Nate weakens to tropical depression after hitting U.S. Gulf Coast

World Today

A shrimp boat is sunk at its mooring along the Pascagoula River in Moss Point, Miss., on Sunday, Oct. 8, 2017, after Hurricane Nate made landfall on Mississippi’s Gulf Coast. David Nelson said the boat belongs to his father and will be repaired. (AP Photo/Jeff Amy)

Hurricane Nate is now a tropical depression, after it hit the American Gulf Coast. The storm brought strong winds, heavy rains, and storm surges from Florida to Louisiana.

One of the hardest hit cities is Biloxi in the state of Mississippi. CGTN’s Sean Callebs reports from there.

Mississippi’s Gulf Coast region felt the brunt of Hurricane Nate with winds reaching 136 kilometers an hour. The storm moved rapidly through the Gulf of Mexico, sending floodwaters into the many casinos that dot the shoreline in the town of Biloxi.

Daylight revealed a beach lined with debris. Nate pushed tons of sand onto the main state road, Highway 90, that runs parallel to the water. The storm weakened quickly as it moved over land.

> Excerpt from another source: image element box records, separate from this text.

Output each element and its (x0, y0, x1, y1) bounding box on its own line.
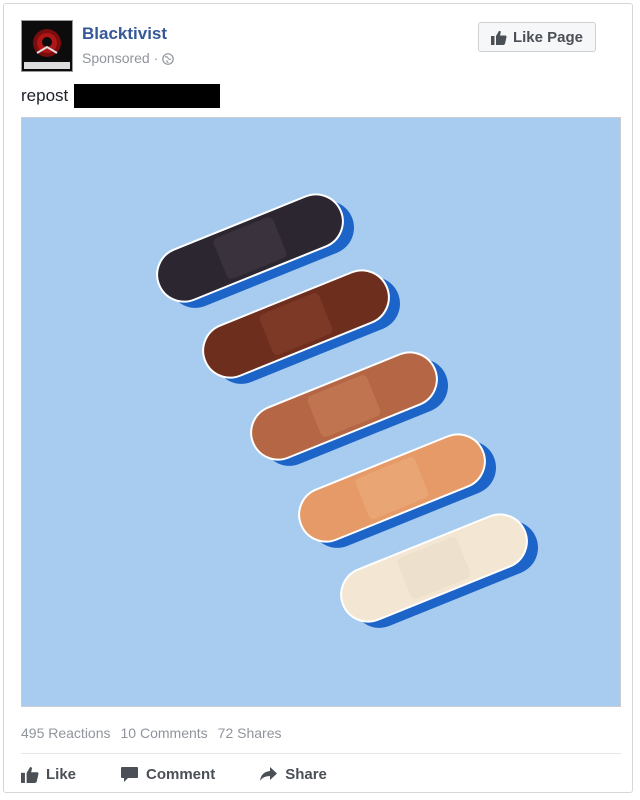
like-button[interactable]: Like (21, 760, 76, 788)
comment-label: Comment (146, 765, 216, 783)
comment-button[interactable]: Comment (120, 760, 215, 788)
page-name-link[interactable]: Blacktivist (82, 24, 167, 44)
thumbs-up-icon (490, 30, 507, 45)
share-button[interactable]: Share (259, 760, 327, 788)
comments-count[interactable]: 10 Comments (121, 725, 208, 741)
reactions-count[interactable]: 495 Reactions (21, 725, 111, 741)
bandages-photo (22, 118, 620, 706)
post-message: repost (21, 86, 69, 105)
engagement-counts: 495 Reactions 10 Comments 72 Shares (21, 725, 282, 741)
post-image[interactable] (21, 117, 621, 707)
like-label: Like (46, 765, 77, 783)
globe-icon (162, 52, 175, 65)
share-arrow-icon (260, 767, 278, 781)
meta-separator: · (153, 50, 159, 66)
post-card: Blacktivist Sponsored · Like Page repost (3, 3, 633, 793)
like-page-label: Like Page (512, 28, 584, 46)
post-meta: Sponsored · (82, 50, 175, 66)
redaction-bar (74, 84, 221, 108)
shares-count[interactable]: 72 Shares (218, 725, 282, 741)
thumbs-up-icon (21, 766, 39, 783)
share-label: Share (285, 765, 327, 783)
post-text: repost (21, 84, 221, 108)
page-avatar[interactable] (21, 20, 73, 72)
sponsored-label[interactable]: Sponsored (82, 50, 150, 66)
like-page-button[interactable]: Like Page (478, 22, 596, 52)
divider (21, 753, 621, 754)
action-bar: Like Comment Share (21, 760, 371, 788)
blacktivist-logo (22, 21, 72, 71)
comment-icon (121, 766, 139, 782)
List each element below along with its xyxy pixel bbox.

Gulf Coast residents in Mississippi who listened to howling wind, and driving rain that accompanied the hurricane ashore, said that it appears that the region fared better than many had anticipated.

Hurricane Nate was the fourth powerful storm to roll through the warm Atlantic waters in the past couple of months, and again highlights the dangers of living close to the ocean. “That same storm, if Nate would have hit U.S. 15 years ago, damage would have been much more extensive, we would have loss of life but we have rebuilt the coast in the aftermath of Katrina. Higher and stronger,” explained Lee Smithson, Director of the Mississippi Emergency Management Agency.

Every storm that threatens the region conjures up painful memories of Hurricane Katrina that hit in 2005. It was a killer storm that laid waste to much of the Gulf Coast.

As Nate churned through the Gulf of Mexico, it appeared to have the Louisiana city of New Orleans in its cross hairs. The mayor, Mitch Landrieu, mandated an early evening curfew and told people to expect the worst. Once it was clear New Orleans would be spared, the curfew was cancelled, and the mayor said, “…better safe -than sorry.”

With the sun peeking through the clouds, shrimpers headed out for a late season harvest.

Some storms are remembered for instilling fear and widespread damage. Others for how bad things could have been. Along the central Gulf Coast, people felt glad that Nate was just passing through.